AI’s biggest champions have argued for some time that the technology will usher in an era of unprecedented productivity gains, richly rewarding workers who harness it while displacing those who don’t.
Zeb Evans, CEO of the collaboration software startup ClickUp, claims that this shift is imminent. Last Thursday, Evans announced on X that the company, which was last valued in 2021 at $4 billion, had laid off 22% of its workforce yet characterized that reduction as not a cost-cutting measure, but rather a radical embrace of AI that will propel the company to the next level.
“Most savings from this change will flow directly back into the people who stay. We’ll be introducing million-dollar salary bands. If you create outsized impact using AI, you’ll be paid outside of traditional bands,” Evans wrote.

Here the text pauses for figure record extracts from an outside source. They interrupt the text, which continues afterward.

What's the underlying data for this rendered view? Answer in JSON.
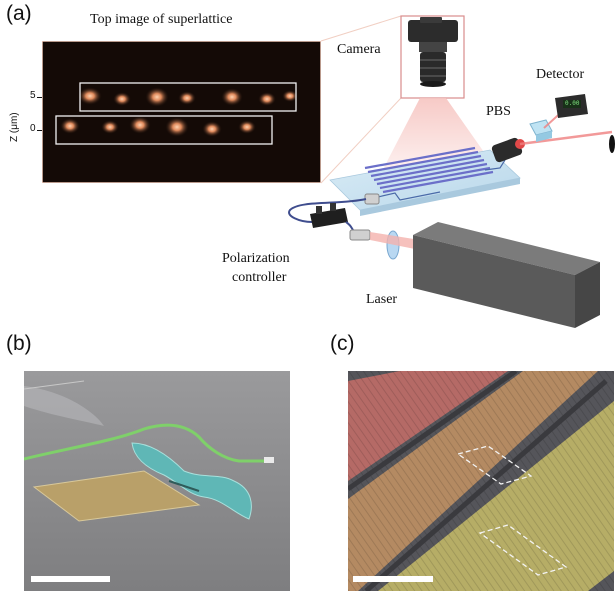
{
  "figure": {
    "panel_a": {
      "letter": "(a)",
      "inset_title": "Top image of superlattice",
      "z_axis_label": "Z (μm)",
      "z_ticks": [
        "5",
        "0"
      ],
      "labels": {
        "camera": "Camera",
        "detector": "Detector",
        "pbs": "PBS",
        "polarization_controller_line1": "Polarization",
        "polarization_controller_line2": "controller",
        "laser": "Laser"
      },
      "detector_readout": "0.00"
    },
    "panel_b": {
      "letter": "(b)"
    },
    "panel_c": {
      "letter": "(c)"
    },
    "colors": {
      "inset_bg": "#140a06",
      "inset_frame": "#f0c9b8",
      "sem_gray": "#8a8a8c",
      "pad_gold": "#b9a069",
      "membrane_teal": "#5fb7b6",
      "waveguide_green": "#7fd06a",
      "overlay_red": "#b56a66",
      "overlay_orange": "#b48a62",
      "overlay_yellow": "#b6ad66"
    }
  }
}
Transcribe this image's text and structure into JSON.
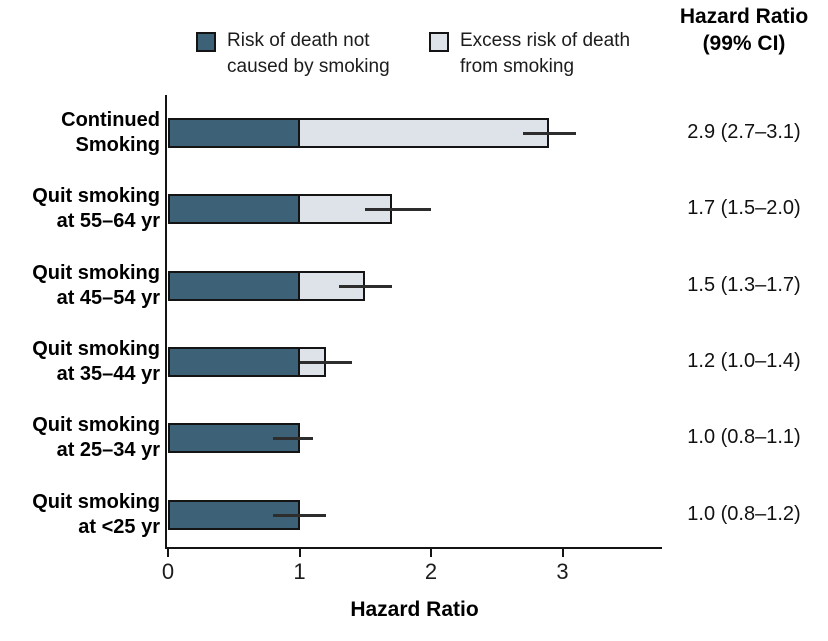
{
  "header": {
    "line1": "Hazard Ratio",
    "line2": "(99% CI)"
  },
  "legend": {
    "items": [
      {
        "name": "risk-death-not-smoking",
        "line1": "Risk of death not",
        "line2": "caused by smoking",
        "color": "#3d6177"
      },
      {
        "name": "excess-risk-from-smoking",
        "line1": "Excess risk of death",
        "line2": "from smoking",
        "color": "#dde3e9"
      }
    ]
  },
  "colors": {
    "dark_segment": "#3d6177",
    "light_segment": "#dde3e9",
    "outline": "#141414",
    "ci_line": "#2d2d2d"
  },
  "chart_data": {
    "type": "bar",
    "orientation": "horizontal",
    "stacked": true,
    "xlabel": "Hazard Ratio",
    "right_column_header": "Hazard Ratio (99% CI)",
    "xticks": [
      0,
      1,
      2,
      3
    ],
    "xlim": [
      0,
      3.75
    ],
    "grid": false,
    "legend_position": "top",
    "legend": [
      "Risk of death not caused by smoking",
      "Excess risk of death from smoking"
    ],
    "series": [
      {
        "name": "Risk of death not caused by smoking",
        "values": [
          1.0,
          1.0,
          1.0,
          1.0,
          1.0,
          1.0
        ]
      },
      {
        "name": "Excess risk of death from smoking",
        "values": [
          1.9,
          0.7,
          0.5,
          0.2,
          0.0,
          0.0
        ]
      }
    ],
    "rows": [
      {
        "label_line1": "Continued",
        "label_line2": "Smoking",
        "hr": 2.9,
        "ci_low": 2.7,
        "ci_high": 3.1,
        "value_text": "2.9 (2.7–3.1)"
      },
      {
        "label_line1": "Quit smoking",
        "label_line2": "at 55–64 yr",
        "hr": 1.7,
        "ci_low": 1.5,
        "ci_high": 2.0,
        "value_text": "1.7 (1.5–2.0)"
      },
      {
        "label_line1": "Quit smoking",
        "label_line2": "at 45–54 yr",
        "hr": 1.5,
        "ci_low": 1.3,
        "ci_high": 1.7,
        "value_text": "1.5 (1.3–1.7)"
      },
      {
        "label_line1": "Quit smoking",
        "label_line2": "at 35–44 yr",
        "hr": 1.2,
        "ci_low": 1.0,
        "ci_high": 1.4,
        "value_text": "1.2 (1.0–1.4)"
      },
      {
        "label_line1": "Quit smoking",
        "label_line2": "at 25–34 yr",
        "hr": 1.0,
        "ci_low": 0.8,
        "ci_high": 1.1,
        "value_text": "1.0 (0.8–1.1)"
      },
      {
        "label_line1": "Quit smoking",
        "label_line2": "at <25 yr",
        "hr": 1.0,
        "ci_low": 0.8,
        "ci_high": 1.2,
        "value_text": "1.0 (0.8–1.2)"
      }
    ]
  }
}
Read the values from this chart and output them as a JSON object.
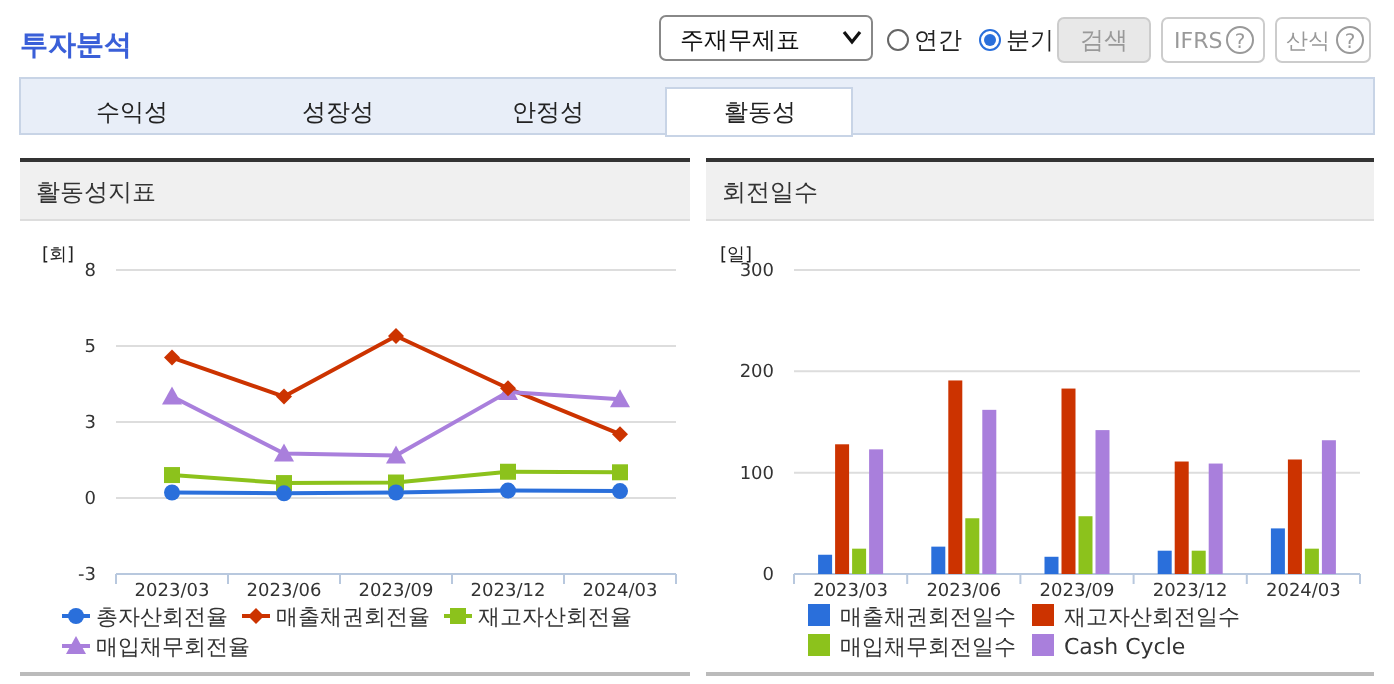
{
  "chart_data": [
    {
      "type": "other",
      "title": "투자분석",
      "annotations": [
        "주재무제표",
        "연간",
        "분기",
        "검색",
        "IFRS",
        "?",
        "산식",
        "?",
        "수익성",
        "성장성",
        "안정성",
        "활동성"
      ]
    },
    {
      "type": "line",
      "title": "활동성지표",
      "ylabel": "[회]",
      "categories": [
        "2023/03",
        "2023/06",
        "2023/09",
        "2023/12",
        "2024/03"
      ],
      "ylim": [
        -3,
        8
      ],
      "yticks": [
        -3,
        {
          "value": -0.25,
          "label": "0"
        },
        {
          "value": 2.5,
          "label": "3"
        },
        {
          "value": 5.25,
          "label": "5"
        },
        8
      ],
      "grid": "y",
      "legend": "bottom",
      "series": [
        {
          "name": "총자산회전율",
          "color": "#2a6fdb",
          "marker": "circle",
          "values": [
            -0.05,
            -0.08,
            -0.05,
            0.02,
            0.0
          ]
        },
        {
          "name": "매출채권회전율",
          "color": "#cc3300",
          "marker": "diamond",
          "values": [
            4.83,
            3.42,
            5.61,
            3.72,
            2.06
          ]
        },
        {
          "name": "재고자산회전율",
          "color": "#8cc21c",
          "marker": "square",
          "values": [
            0.58,
            0.29,
            0.31,
            0.7,
            0.68
          ]
        },
        {
          "name": "매입채무회전율",
          "color": "#a97fdc",
          "marker": "triangle",
          "values": [
            3.42,
            1.36,
            1.29,
            3.59,
            3.32
          ]
        }
      ]
    },
    {
      "type": "bar",
      "title": "회전일수",
      "ylabel": "[일]",
      "categories": [
        "2023/03",
        "2023/06",
        "2023/09",
        "2023/12",
        "2024/03"
      ],
      "ylim": [
        0,
        300
      ],
      "yticks": [
        0,
        100,
        200,
        300
      ],
      "grid": "y",
      "legend": "bottom",
      "series": [
        {
          "name": "매출채권회전일수",
          "color": "#2a6fdb",
          "values": [
            19,
            27,
            17,
            23,
            45
          ]
        },
        {
          "name": "재고자산회전일수",
          "color": "#cc3300",
          "values": [
            128,
            191,
            183,
            111,
            113
          ]
        },
        {
          "name": "매입채무회전일수",
          "color": "#8cc21c",
          "values": [
            25,
            55,
            57,
            23,
            25
          ]
        },
        {
          "name": "Cash Cycle",
          "color": "#a97fdc",
          "values": [
            123,
            162,
            142,
            109,
            132
          ]
        }
      ]
    }
  ]
}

ClickUp recently introduced roughly 3,000 internal AI agents to handle a wide range of complex tasks on behalf of its employees, according to a Fortune article published several days ago. Instead of performing the work themselves, staff members are now expected to direct these agents and ultimately review the output to ensure it meets the company’s standards.
Evans’s goal, according to his X post, is for AI to turbocharge ClickUp into a “100x org.”
ClickUp is not alone in its hope that AI agents will provide massive productivity gains.
In fact, according to a recent Gartner survey, about 80% of companies using autonomous tech have cut jobs. However, the study found that workforce reductions aren’t necessarily translating into meaningful financial returns.
While Gartner’s findings suggest some companies use unproven AI as an excuse to downsize, ClickUp maintains it is not one of them.
Evans told TechCrunch via email that the startup is indeed seeing productivity gains from AI agents. Not only is ClickUp measuring those efficiencies internally, but it’s also apparently gearing up to include them in a forthcoming product for its customers.
“Instead of gamifying token cost, we gamify value created and time saved,” Evans wrote.